Il si di DioNatale del Signore

Commento alla messa della notte di Natale: Is 9,1-6 e Lc 2,1-14


SERGIO ROTASPERTI

Dal Vangelo secondo Luca (Lc 2,1-14)

In quei giorni un decreto di Cesare Augusto ordinò che si facesse il censimento di tutta la terra. Questo primo censimento fu fatto quando Quirinio era governatore della Siria. Tutti andavano a farsi censire, ciascuno nella propria città.
Anche Giuseppe, dalla Galilea, dalla città di Nàzaret, salì in Giudea alla città di Davide chiamata Betlemme: egli apparteneva infatti alla casa e alla famiglia di Davide. Doveva farsi censire insieme a Maria, sua sposa, che era incinta.
Mentre si trovavano in quel luogo, si compirono per lei i giorni del parto. Diede alla luce il suo figlio primogenito, lo avvolse in fasce e lo pose in una mangiatoia, perché per loro non c’era posto nell’alloggio.
C’erano in quella regione alcuni pastori che, pernottando all’aperto, vegliavano tutta la notte facendo la guardia al loro gregge. Un angelo del Signore si presentò a loro e la gloria del Signore li avvolse di luce. Essi furono presi da grande timore, ma l’angelo disse loro: «Non temete: ecco, vi annuncio una grande gioia, che sarà di tutto il popolo: oggi, nella città di Davide, è nato per voi un Salvatore, che è Cristo Signore. Questo per voi il segno: troverete un bambino avvolto in fasce, adagiato in una mangiatoia».
E subito apparve con l’angelo una moltitudine dell’esercito celeste, che lodava Dio e diceva:
«Gloria a Dio nel più alto dei cieli
e sulla terra pace agli uomini, che egli ama».

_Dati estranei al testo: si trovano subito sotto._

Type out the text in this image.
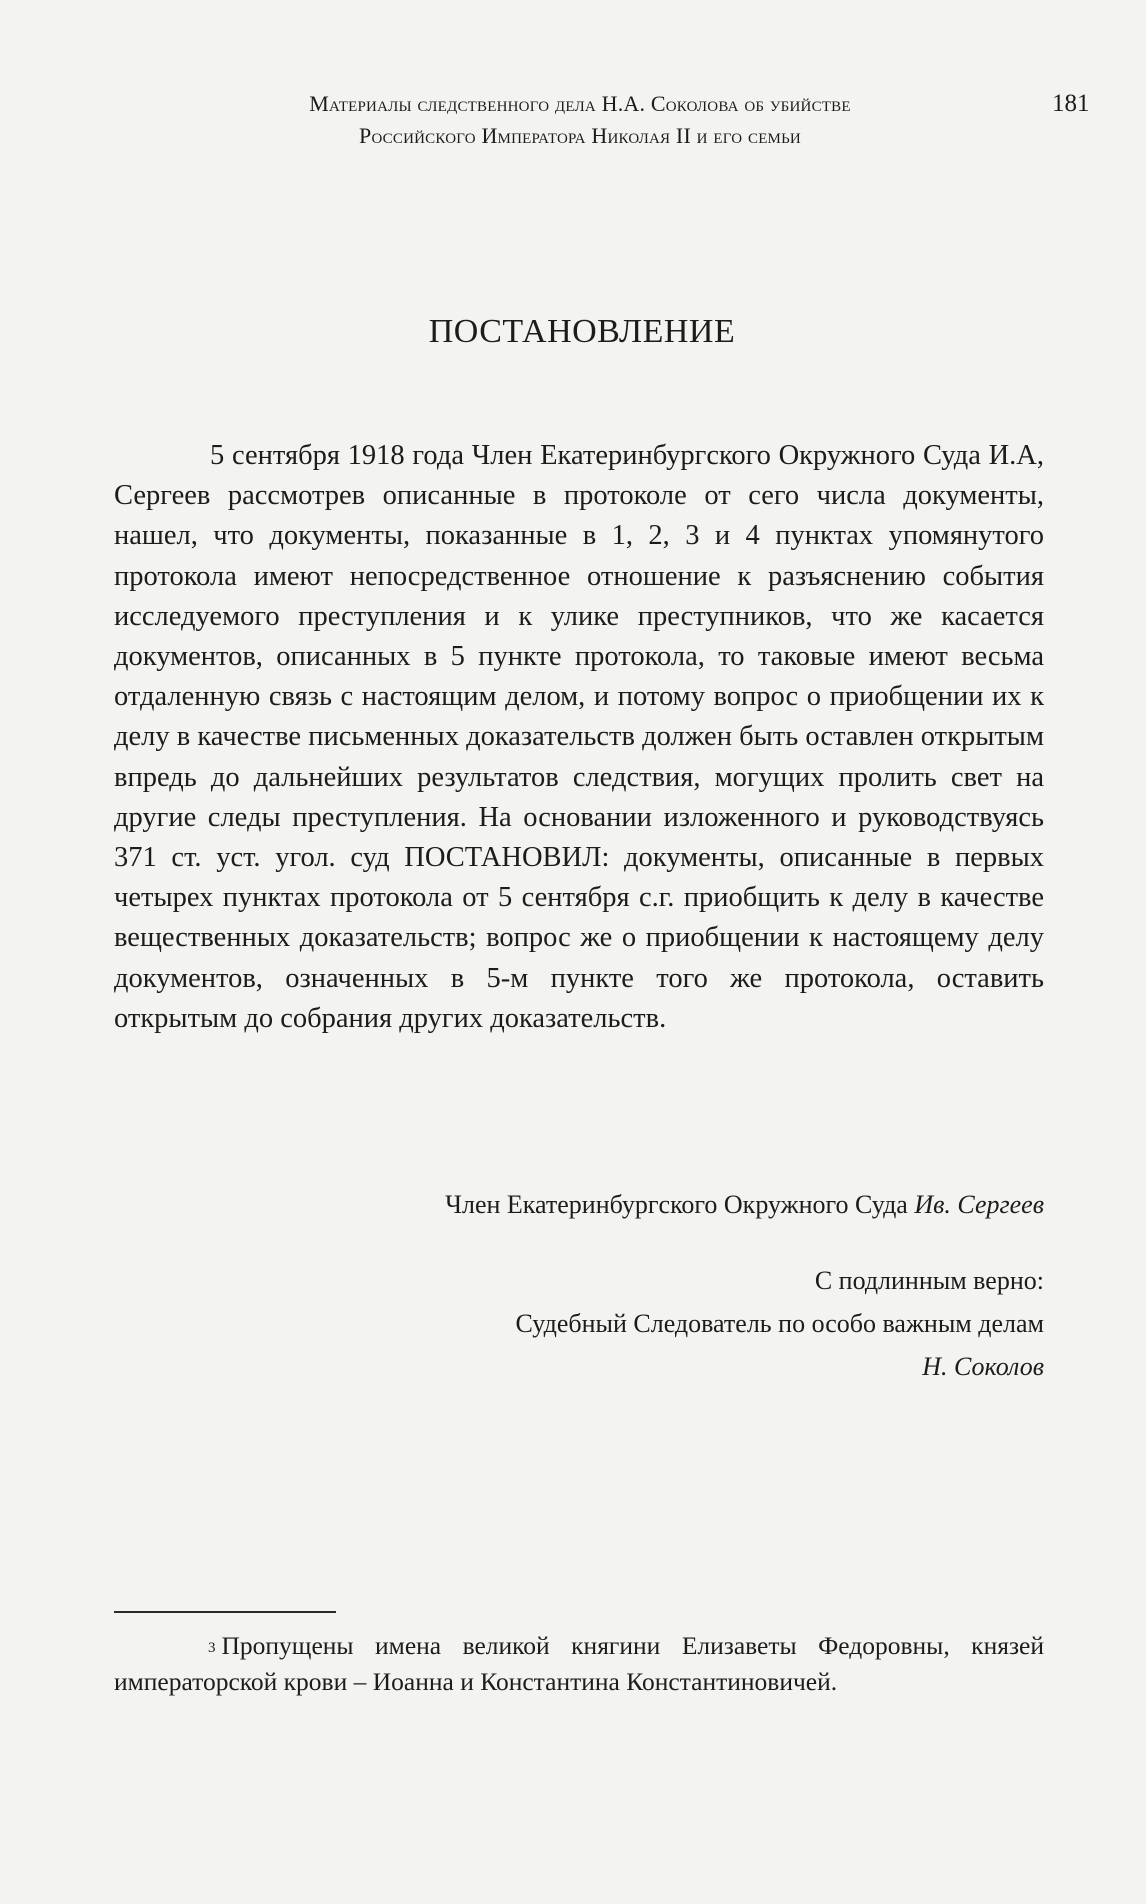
Материалы следственного дела Н.А. Соколова об убийстве
Российского Императора Николая II и его семьи
181
ПОСТАНОВЛЕНИЕ

5 сентября 1918 года Член Екатеринбургского Окружного Суда И.А, Сергеев рассмотрев описанные в протоколе от сего числа документы, нашел, что документы, показанные в 1, 2, 3 и 4 пунктах упомянутого протокола имеют непосредственное отношение к разъяснению события исследуемого преступления и к улике преступников, что же касается документов, описанных в 5 пункте протокола, то таковые имеют весьма отдаленную связь с настоящим делом, и потому вопрос о приобщении их к делу в качестве письменных доказательств должен быть оставлен открытым впредь до дальнейших результатов следствия, могущих пролить свет на другие следы преступления. На основании изложенного и руководствуясь 371 ст. уст. угол. суд ПОСТАНОВИЛ: документы, описанные в первых четырех пунктах протокола от 5 сентября с.г. приобщить к делу в качестве вещественных доказательств; вопрос же о приобщении к настоящему делу документов, означенных в 5-м пункте того же протокола, оставить открытым до собрания других доказательств.

Член Екатеринбургского Окружного Суда Ив. Сергеев

С подлинным верно:

Судебный Следователь по особо важным делам

Н. Соколов

$^3$ Пропущены имена великой княгини Елизаветы Федоровны, князей императорской крови – Иоанна и Константина Константиновичей.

La liturgia di questo Natale è ricchi di simboli e immagini. Il primo simbolo che la lettura del profeta Isaia presenta è l’oscurità: “Il popolo che camminava nelle tenebre”.  Non è difficile per noi intuire ancora oggi il peso di questa oscurità.

All’inizio di dicembre ho ricevuto un messaggio dall’Ucraina, dal Donbass, di un giovane studente in medicina che lavora al primo soccorso in trincea e penso che queste parole descrivano bene questa oscurità: “Il tempo che viviamo è nella tenebra, nella debolezza, incertezza, insicurezza. Viviamo nella sofferenza, incontriamo la morte ogni giorno. Vediamo cose terribili e ci fa molto male. L’avvento che abbiamo iniziato mi fa vedere che in questi giorni di buio e tenebre, il nostro cuore cerca luce. Letteralmente noi viviamo nel buio, perché ogni giorno sento la mancanza di elettricità e riscaldamento. Solo posso immaginare le circostanze in cui i nostri soldati si trovano.  Noi capiamo ora quanto abbiamo bisogno della luce, in tutti i sensi.”

Ma l’oscurità non c’è solo nella guerra Russia-Ucraina. Vi è Etipia, Yemen, Saeel, Nigeria, Afghanistan, Libano, Sudan, Haiti, Colombia, Myammar solo per i primi 10.

Vi sono stati e o vi sono ancora momenti di buio, di solitudine, di lacerazione interiore, incomprensione che ciascuno di noi vive e a cui ciascuno di noi può identificare.

Ebbene in questa oscurità, fa irruzione con forza Dio stesso. Questo buio viene squarciato: “Il popolo che camminava nelle tenebre ha visto una grande luce” (Is 9,1).

Dio irrompe nell’oscurità con la luce e la gioia: “Hai moltiplicato la gioia, hai aumentato la letizia” (Is 9)

Per tutti noi credenti, l’irrompere di Dio nella storia ha un nome: Gesù, nostra luce e nostra gioia. Entra nella storia in modo disarmante. Sui passi dei poveri come Maria e Giuseppe, come i pastori, nei panni di un bimbo disarmato, avvolto in fasce e adagiato in una mangiatoia, cioè in gesti quotidiani e banali: “è lo stile di Dio, che non offre segnali appariscenti della sua presenza. L’uomo che vorrà incontrarlo dovrà imparare a riconoscerlo nel grido del povero, nel vagito di un bambino, nel silenzio di un dannato”. (Grilli, Alla ricerca del volto, 31).

L’augurio è che ciascuno di voi possiate riconoscere lo stile di Dio nella quotidianità della vita e nei gesti ordinari. E che ogni vostra oscurità sia squarciata dal si di Dio all’uomo, che oggi onoriamo avvolto in fasce e adagiato in una semplice e povera mangiatoia.